In an interview with Old Cars Weekly, Garrett said he is hoping to find someone who will want to continue the museum, with or without his own remaining stock of muscle cars, now comprising only about 10 percent of the museum's rotating collection. "I'm kind of flexible," he said. "It would be nice to sell it as a museum and be a consultant to get cars in and out. It really depends on the buyer."
Garrett said his interest in muscle cars started in high school while working weekends at a service station. Later, he went to work for a paper mill, then purchased a dump trunk and on weekends ran a side business that grew into a full time enterprise. "It developed into a pretty sizable business," he said. "I ran it for 20 years. But I made a mistake with it: I made money with it, so I started accumulating cars."
Garrett started his museum in 1996 at a time when muscle cars were gaining in popularity. The Florida native had moved from the Amelia Island area of the Sunshine State the year before, bringing his 64 cars with him.
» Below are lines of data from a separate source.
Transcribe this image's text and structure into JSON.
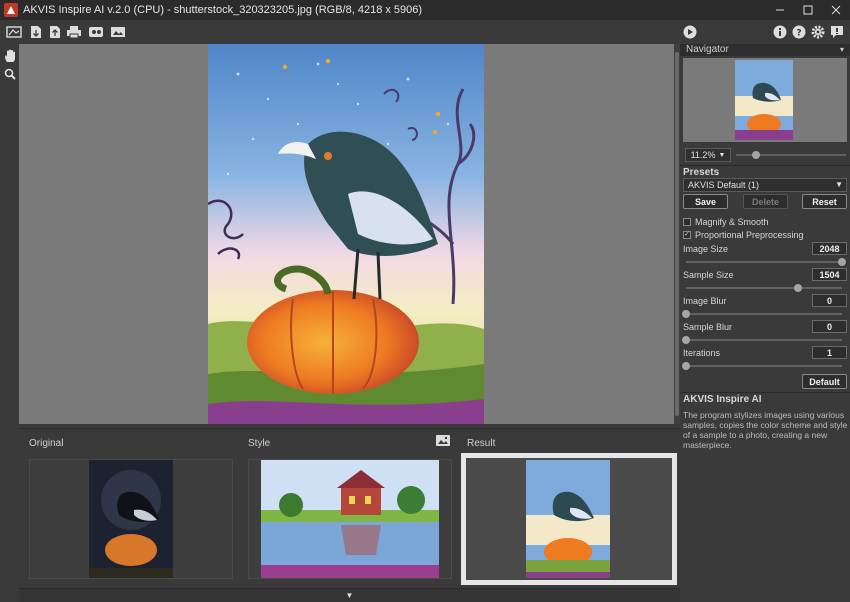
{
  "window": {
    "title": "AKVIS Inspire AI v.2.0 (CPU) - shutterstock_320323205.jpg (RGB/8, 4218 x 5906)"
  },
  "toolbar": {
    "icons": [
      "open-image-icon",
      "save-icon",
      "batch-save-icon",
      "print-icon",
      "share-icon",
      "style-gallery-icon"
    ],
    "right_icons": [
      "run-icon",
      "info-icon",
      "help-icon",
      "settings-icon",
      "news-icon"
    ]
  },
  "left_tools": [
    "hand-icon",
    "zoom-icon"
  ],
  "navigator": {
    "title": "Navigator",
    "zoom": "11.2%",
    "zoom_value": 0.3
  },
  "presets": {
    "title": "Presets",
    "selected": "AKVIS Default (1)",
    "save_label": "Save",
    "delete_label": "Delete",
    "reset_label": "Reset"
  },
  "options": {
    "magnify_label": "Magnify & Smooth",
    "magnify_checked": false,
    "proportional_label": "Proportional Preprocessing",
    "proportional_checked": true
  },
  "params": [
    {
      "label": "Image Size",
      "value": "2048",
      "level": 1.0
    },
    {
      "label": "Sample Size",
      "value": "1504",
      "level": 0.72
    },
    {
      "label": "Image Blur",
      "value": "0",
      "level": 0
    },
    {
      "label": "Sample Blur",
      "value": "0",
      "level": 0
    },
    {
      "label": "Iterations",
      "value": "1",
      "level": 0
    }
  ],
  "default_label": "Default",
  "about": {
    "title": "AKVIS Inspire AI",
    "text": "The program stylizes images using various samples, copies the color scheme and style of a sample to a photo, creating a new masterpiece."
  },
  "strip": {
    "original_label": "Original",
    "style_label": "Style",
    "result_label": "Result"
  },
  "colors": {
    "accent": "#c0392b",
    "panel": "#3a3a3a",
    "canvas_bg": "#7a7a7a"
  }
}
Sevierville, Tenn., is part of a popular tourism destination that also includes Pigeon Forge and Gatlinburg. It draws millions of visitors a year. The 1990s was a prime time for Garrett to start his museum there. In turn, his collection helped to attract muscle car fans from around the world and made Garrett a notable personality in the hobby. The highly popular Forge Invitational Musclecar Show, in fact, moved closer to Garrett's museum to capitalize on their mutual attractions. The president of the FORGE SHOW, Tim Lopata, has been in contact with Garrett and the two friends are hoping to facilitate a smooth transition if or when a new museum owner is found.
Garrett has not made any definite decisions on what he will do with the 13 cars he still has in his personal collection. "You know, none of 'em's for sale, but all of 'em could be bought," he said, adding: "I do plan to stay in the hobby."
His most treasured car is a 1962 Bel Air 409, "because I raced 409s when they were new," he said.
Garrett's wife, Ava, is also involved with the museum and Floyd said she has "mixed feelings" over his decision. "There's been a lot of hard work put into it," he said of the museum. "But she realizes that if we want to travel we have to do it now. When it's over, she'll probably cry."
Garrett added that he has enjoyed his years in the hobby. "I can tell you, I've met a lot of good people along the way. In this hobby, probably 95 percent are down-to-earth, good people where their word still means something. You always have a few squirrels, but most are just good, lovin' people. And I've certainly enjoyed meeting a bunch of 'em."